Thornton’s friends described him as a daredevil and risk-taker who liked free-falling and waiting as long as possible before opening his parachute, so it’s possible he simply waited too long.

“It was chaos,” former Knoxville News Sentinel managing editor Tom Chester said in a 1990 interview with the newspaper. “Nobody believed it. A guy just doesn't fall out of the sky with cocaine tied to him. …”

‘You Name It, That Bear Had It’

And bears don’t just pop their last balloons on cocaine.

Such was the unfortunate fate of a 175-pound black bear found dead in the Chattahoochie-Oconee National Forest just over the Tennessee line in northern Georgia three months after Thornton’s plane crashed. Alongside him were 40 opened plastic containers that once held the cocaine Thornton dropped from his plane.

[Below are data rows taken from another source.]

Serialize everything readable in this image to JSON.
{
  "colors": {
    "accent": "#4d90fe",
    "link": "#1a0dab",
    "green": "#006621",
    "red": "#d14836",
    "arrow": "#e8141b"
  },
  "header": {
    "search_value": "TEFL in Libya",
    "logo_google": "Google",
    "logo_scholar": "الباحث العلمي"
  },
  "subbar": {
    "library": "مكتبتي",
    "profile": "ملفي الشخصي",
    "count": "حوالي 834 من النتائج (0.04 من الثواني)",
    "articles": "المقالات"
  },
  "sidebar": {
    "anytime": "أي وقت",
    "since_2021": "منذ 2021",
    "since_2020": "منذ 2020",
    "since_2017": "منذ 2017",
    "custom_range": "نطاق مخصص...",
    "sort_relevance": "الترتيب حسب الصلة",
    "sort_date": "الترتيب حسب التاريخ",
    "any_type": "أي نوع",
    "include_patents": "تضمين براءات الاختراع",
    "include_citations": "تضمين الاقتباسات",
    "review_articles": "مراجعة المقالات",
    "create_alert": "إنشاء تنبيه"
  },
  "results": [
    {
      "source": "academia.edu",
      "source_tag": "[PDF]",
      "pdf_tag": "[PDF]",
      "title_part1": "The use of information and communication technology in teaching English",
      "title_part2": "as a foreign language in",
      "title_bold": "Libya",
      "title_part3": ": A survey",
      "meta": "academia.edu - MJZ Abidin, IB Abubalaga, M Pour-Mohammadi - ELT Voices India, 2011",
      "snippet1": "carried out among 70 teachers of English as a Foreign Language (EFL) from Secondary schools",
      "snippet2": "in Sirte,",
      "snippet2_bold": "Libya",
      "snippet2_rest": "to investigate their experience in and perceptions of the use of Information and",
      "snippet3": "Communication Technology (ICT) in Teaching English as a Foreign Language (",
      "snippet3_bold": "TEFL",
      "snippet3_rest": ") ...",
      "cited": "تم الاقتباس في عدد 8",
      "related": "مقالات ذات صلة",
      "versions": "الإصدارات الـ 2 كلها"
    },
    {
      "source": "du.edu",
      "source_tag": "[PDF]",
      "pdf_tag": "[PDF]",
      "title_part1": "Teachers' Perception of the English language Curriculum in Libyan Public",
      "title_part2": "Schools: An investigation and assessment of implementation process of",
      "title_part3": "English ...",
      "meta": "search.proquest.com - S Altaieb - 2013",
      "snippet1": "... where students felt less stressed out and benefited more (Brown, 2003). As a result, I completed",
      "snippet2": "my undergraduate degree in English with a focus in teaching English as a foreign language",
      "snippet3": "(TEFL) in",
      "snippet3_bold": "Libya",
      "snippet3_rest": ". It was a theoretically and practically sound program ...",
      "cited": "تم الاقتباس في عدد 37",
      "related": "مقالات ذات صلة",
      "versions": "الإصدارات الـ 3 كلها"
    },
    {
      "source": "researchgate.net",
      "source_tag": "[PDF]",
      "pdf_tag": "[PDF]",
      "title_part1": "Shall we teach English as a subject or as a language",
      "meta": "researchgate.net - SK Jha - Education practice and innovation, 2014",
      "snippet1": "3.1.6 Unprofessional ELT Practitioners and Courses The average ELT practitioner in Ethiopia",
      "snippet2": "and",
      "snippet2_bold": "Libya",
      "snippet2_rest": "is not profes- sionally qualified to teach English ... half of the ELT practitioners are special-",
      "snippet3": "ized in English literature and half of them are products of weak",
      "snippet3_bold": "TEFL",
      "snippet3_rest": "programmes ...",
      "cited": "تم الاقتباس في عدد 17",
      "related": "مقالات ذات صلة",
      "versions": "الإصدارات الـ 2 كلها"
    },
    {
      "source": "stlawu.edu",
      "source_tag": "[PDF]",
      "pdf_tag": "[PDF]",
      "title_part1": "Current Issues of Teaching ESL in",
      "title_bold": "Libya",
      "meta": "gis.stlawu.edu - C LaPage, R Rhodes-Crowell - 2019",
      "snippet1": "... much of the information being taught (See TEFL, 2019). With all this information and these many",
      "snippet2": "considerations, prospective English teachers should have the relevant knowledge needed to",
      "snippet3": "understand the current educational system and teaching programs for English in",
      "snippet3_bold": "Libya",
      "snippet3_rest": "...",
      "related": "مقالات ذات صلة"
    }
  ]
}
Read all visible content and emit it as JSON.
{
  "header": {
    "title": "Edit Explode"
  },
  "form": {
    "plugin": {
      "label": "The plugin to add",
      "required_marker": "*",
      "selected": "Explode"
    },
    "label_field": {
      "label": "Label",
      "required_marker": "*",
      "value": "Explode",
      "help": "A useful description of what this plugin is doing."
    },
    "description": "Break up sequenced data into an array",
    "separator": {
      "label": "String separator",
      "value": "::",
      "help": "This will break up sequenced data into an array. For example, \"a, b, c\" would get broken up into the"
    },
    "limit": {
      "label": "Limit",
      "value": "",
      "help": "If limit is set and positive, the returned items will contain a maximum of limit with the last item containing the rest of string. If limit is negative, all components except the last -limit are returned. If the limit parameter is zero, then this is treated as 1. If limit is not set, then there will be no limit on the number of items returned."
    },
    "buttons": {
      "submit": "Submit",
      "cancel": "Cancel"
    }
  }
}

According to the necropsy, the animal equivalent of an autopsy, the bear died of a cocaine overdose.

“Its stomach was literally packed to the brim with cocaine,” the medical examiner who looked inside the animal's stomach told Kentucky for Kentucky, an eccentric retailer that also sells preserved horse dung from Kentucky Derby champions for the now discounted price of $75 a jar.

“There isn't a mammal on the planet that could survive that,” the medical examiner said. “Cerebral hemorrhaging, respiratory failure, hyperthermia, renal failure, heart failure, stroke. You name it, that bear had it.”

Waylon Jennings And Cocaine Bear

Cocaine Bear was a beautiful specimen, and the medical examiner sent it to a taxidermist to be stuffed. By this time, the bear had been named Pablo Eskobear, or “cocaine bear” in Spanish, it was displayed at the Chattahoochee River National Recreation Area for a time, according to Kentucky for Kentucky.

Then, in the 1990s, an approaching wildfire threatened the recreation areas and officials ordered it evacuated. They packed up Pablo Eskobear and other artifacts and put them in temporary storage in Dalton, Georgia.

When they returned to retrieve the artifacts, they discovered the bear had been stolen. Arrowheads and other artifacts from Native American culture were found at a Nashville pawn shop, but the stuffed bear had already been sold, according to court documents cited by Kentucky for Kentucky

Some time later, it resurfaced in Las Vegas in the country music legend Waylon Jennings’ private collection of stuffed animals, according to the Knoxville Courier Journal. Jennings apparently didn’t know the bear had been stolen, but he knew all about Cocaine Bear from Ron Thompson, like Thornton, a Kentucky blue blood turned Las Vegas hustler.

He said he’d be happy to return Cocaine Bear, but he had already given it to Thompson, who kept it in his desert mansion. Much of Thompson’s estate was sold at auction after his death in 2009. Among the items on the auction manifest: “One (1) taxidermied North American black bear.”

The trail ended at a Chinese medicine shop in Reno, where Cocaine Bear was a store decoration. Kentucky for Kentucky acquired the bear for the $200 required to ship it, the same amount paid by the Chinese immigrant who bought Cocaine Bear at auction.

Cocaine Bear is now on display at the Kentucky Fun Mall, where the proprietors — again the same people who bottle and sell Kentucky Derby horse poop — no doubt have more fun cooked up when the movie debuts next winter.

Liotta died May 26 in the Dominican Republic, where he was shooting a movie, “Dangerous Waters.” He died in his sleep.


Correction: This story was corrected to change a typographical error in this sentence: “Smugglers found ever more creative ways to slip past the FDA and get their product into the hands of their eager clientele.” FDA was changed from DNA.